Just as a mental exercise for myself - not intending to do anything with this, I wrote an essay refuting sola Scriptura, but tried to take a different approach than typical by looking at revelation as a type of the Trinity. Has anyone ever read anything along the angle I take? Any thoughts or places where I go into serious error? It follows in three parts:
Man can often understand something of the nature of God, beyond what he reveals to us through public revelation, by contemplating the many mysteries and complexities of his creation and actions. It is, for instance, because of our human consciousness, our spiritual selves, that we have a glimpse of God’s perfect, eternal spiritual essence.
For another example, just as the Father’s Word became flesh in the person of Christ, his revealed “word” should model something of the nature of the God. Simply stated, revelation, itself, is a model of the Trinity. Scripture, Tradition, and the Magisterium each contain the fullness of revelation just as the Father, the Son, and the Holy Spirit each contain the fullness of God.
It is a shame, then, that a foundational element of Christianity, the nature of revelation, should be so misunderstood by our Protestant brothers and sisters, who hold firmly to the rally cry of sola Scriptura. So perhaps it is more to the point that, instead of understanding God through the analogy of revelation, our understanding of God can actually help our splintered Christianity understand the nature of revelation.
It is important to remember here that no metaphor, even one intended by God himself, can in earthly terms capture perfectly the mystery and complexity of the Divine. For instance, a human family is also a model of the Trinity in that two people, a husband and wife, become one flesh and that act of love, itself, becomes a third person, just as the Holy Spirit spirates from the perfect love of the Father and Son.

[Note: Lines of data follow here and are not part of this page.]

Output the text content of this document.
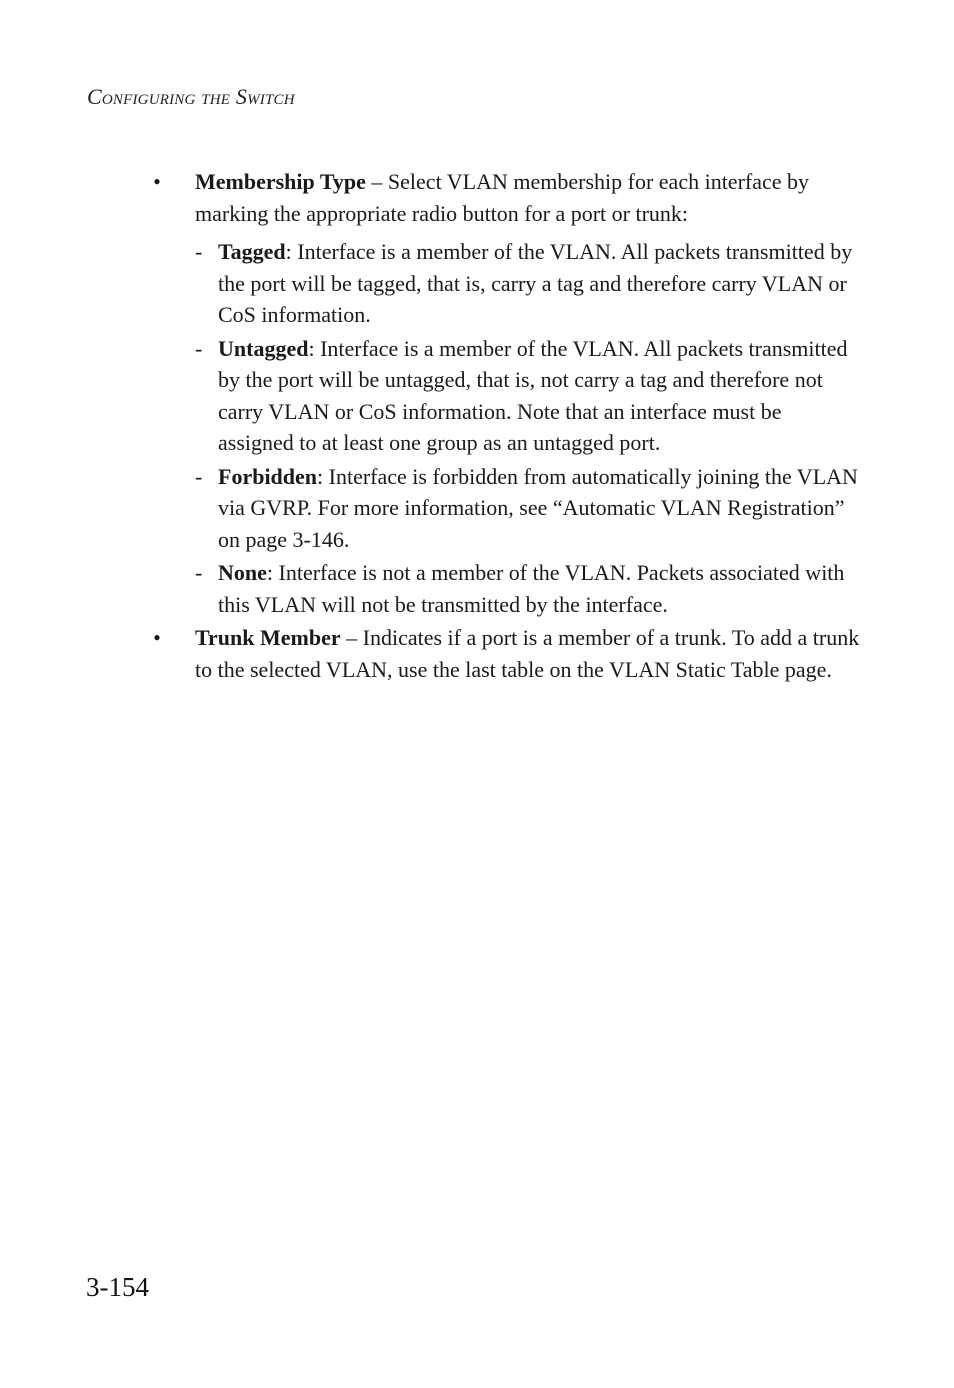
Configuring the Switch
• Membership Type – Select VLAN membership for each interface by marking the appropriate radio button for a port or trunk:
- Tagged: Interface is a member of the VLAN. All packets transmitted by the port will be tagged, that is, carry a tag and therefore carry VLAN or CoS information.
- Untagged: Interface is a member of the VLAN. All packets transmitted by the port will be untagged, that is, not carry a tag and therefore not carry VLAN or CoS information. Note that an interface must be assigned to at least one group as an untagged port.
- Forbidden: Interface is forbidden from automatically joining the VLAN via GVRP. For more information, see “Automatic VLAN Registration” on page 3-146.
- None: Interface is not a member of the VLAN. Packets associated with this VLAN will not be transmitted by the interface.
• Trunk Member – Indicates if a port is a member of a trunk. To add a trunk to the selected VLAN, use the last table on the VLAN Static Table page.
3-154
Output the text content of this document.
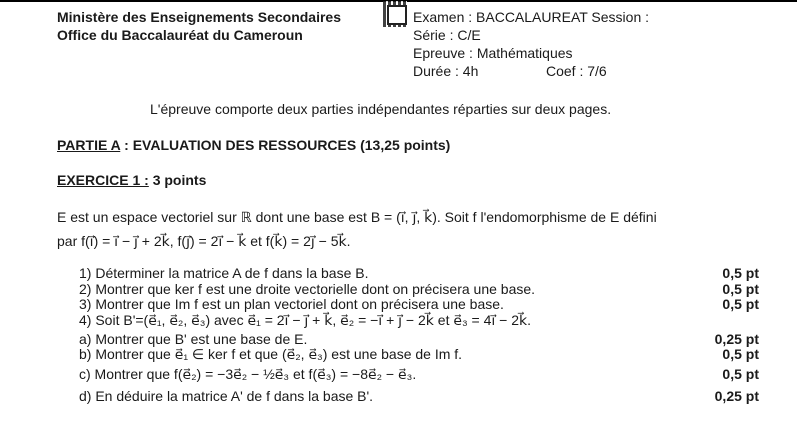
Ministère des Enseignements Secondaires
Office du Baccalauréat du Cameroun
Examen : BACCALAUREAT Session :
Série : C/E
Epreuve : Mathématiques
Durée : 4h	Coef : 7/6
L'épreuve comporte deux parties indépendantes réparties sur deux pages.
PARTIE A : EVALUATION DES RESSOURCES (13,25 points)
EXERCICE 1 : 3 points
E est un espace vectoriel sur ℝ dont une base est B = (i⃗, j⃗, k⃗). Soit f l'endomorphisme de E défini
par f(i⃗) = i⃗ − j⃗ + 2k⃗, f(j⃗) = 2i⃗ − k⃗ et f(k⃗) = 2j⃗ − 5k⃗.
1) Déterminer la matrice A de f dans la base B.	0,5 pt
2) Montrer que ker f est une droite vectorielle dont on précisera une base.	0,5 pt
3) Montrer que Im f est un plan vectoriel dont on précisera une base.	0,5 pt
4) Soit B'=(e⃗₁, e⃗₂, e⃗₃) avec e⃗₁ = 2i⃗ − j⃗ + k⃗, e⃗₂ = −i⃗ + j⃗ − 2k⃗ et e⃗₃ = 4i⃗ − 2k⃗.
a) Montrer que B' est une base de E.	0,25 pt
b) Montrer que e⃗₁ ∈ ker f et que (e⃗₂, e⃗₃) est une base de Im f.	0,5 pt
c) Montrer que f(e⃗₂) = −3e⃗₂ − ½e⃗₃ et f(e⃗₃) = −8e⃗₂ − e⃗₃.	0,5 pt
d) En déduire la matrice A' de f dans la base B'.	0,25 pt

Yet the comparison falls short when we understand that the love between the Father and Son is vastly different than between spouses.
That said, to continue with analogy, Christians recognize that the Trinity has always existed, even though it was missing from Jewish theology until the advent of Christ. Likewise, through God’s perfect knowledge, the completeness of revelation has always existed. The message of Paul’s epistles was no less true thousands of years before God inspired him to write them, yet they had a very specific place in salvation history and could not be revealed until then. In fact, not a word of Scripture was written before its time, and until then revelation was passed from generation to generation through oral Tradition. Just as the Jews knew no God but God the creator, the earliest men knew no revelation but that which traveled by memory.